I recently run an IRT model with 100 and 500 simulated data points. To my surprise, the effective sample sizes for key parameters were in fact larger in conditions with 100 simulated data points than those with 500 simulated data points. Does anyone know what may be the cause of this phenomenon? Is this something I should be concerned about?
You shouldn’t expect the two to be related. Effective sample size tells you approximately how many (uncorrelated) samples you’ve drawn from your posterior based on the (correlated) samples you did draw. Does that help?
Thank you very much @sakrejda That makes sense! But I was still wondering why large sample size comes with smaller effective sample size? Is it because larger sample size may require more iterations? For now, I just used 1000 iterations for both sample sizes.
I wouldn’t think there’s a monotonic relationship, and any relationship is probably model-specific.

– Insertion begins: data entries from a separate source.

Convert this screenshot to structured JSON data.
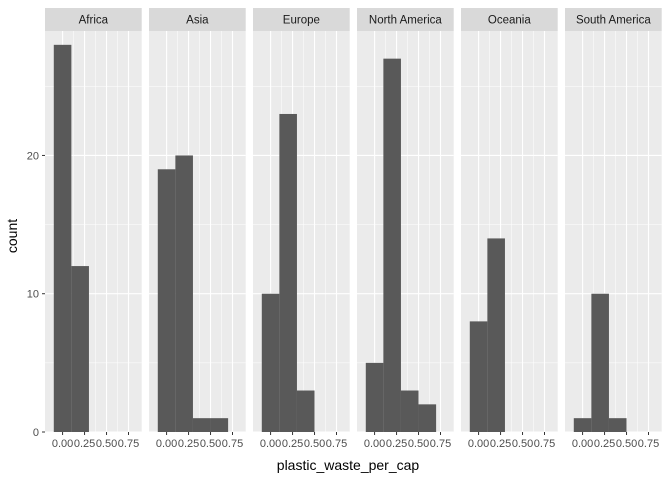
{
  "chart_data": {
    "type": "bar",
    "subtype": "faceted-histogram",
    "title": "",
    "xlabel": "plastic_waste_per_cap",
    "ylabel": "count",
    "facet_by": "continent",
    "bin_width": 0.2,
    "bin_centers": [
      0.0,
      0.2,
      0.4,
      0.6
    ],
    "xlim": [
      -0.2,
      0.9
    ],
    "ylim": [
      0,
      29
    ],
    "x_ticks": [
      0.0,
      0.25,
      0.5,
      0.75
    ],
    "x_tick_labels": [
      "0.00",
      "0.25",
      "0.50",
      "0.75"
    ],
    "y_ticks": [
      0,
      10,
      20
    ],
    "y_tick_labels": [
      "0",
      "10",
      "20"
    ],
    "grid": true,
    "legend": "none",
    "colors": {
      "bar": "#595959",
      "panel": "#ebebeb",
      "grid_major": "#ffffff",
      "strip": "#d9d9d9"
    },
    "facets": [
      {
        "name": "Africa",
        "values": [
          28,
          12,
          0,
          0
        ]
      },
      {
        "name": "Asia",
        "values": [
          19,
          20,
          1,
          1
        ]
      },
      {
        "name": "Europe",
        "values": [
          10,
          23,
          3,
          0
        ]
      },
      {
        "name": "North America",
        "values": [
          5,
          27,
          3,
          2
        ]
      },
      {
        "name": "Oceania",
        "values": [
          8,
          14,
          0,
          0
        ]
      },
      {
        "name": "South America",
        "values": [
          1,
          10,
          1,
          0
        ]
      }
    ]
  }
}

I think it’s a common misconception that a larger number of data points necessarily improves all aspects of inference – with more data you also have a more constrained problem, as well as increased computational demand. This may slow things down as a function of both time and iterations.
Finding out what is actually causing the “problem” is probably not trivial, but the bottom line is changing the data in any manner changes the likelihood in ways that may not be obvious.
@caesoma Thank you for the clarification!
Rather than trying to answer this question directly you might want to look at the computation that actually goes into HMC because it’ll help you get an intuition for the kinds of things that make it harder for the algorithm to traverse the posterior (and therefore often lower ESS).
Thank you @sakrejda ! Could you please elaborate on what you mean by “look at the computation that actually goes into HMC”? I want to figure out why but not sure about where to start.
Well, for starters here’s a viz of the underlying simulation that happens within each iteration for some specific densities. It lets you vary the simulation stepsize and the number of steps (both are parameters that NUTS tunes). The likelihood (and it’s gradient) are calculated roughly once per step of the simulation.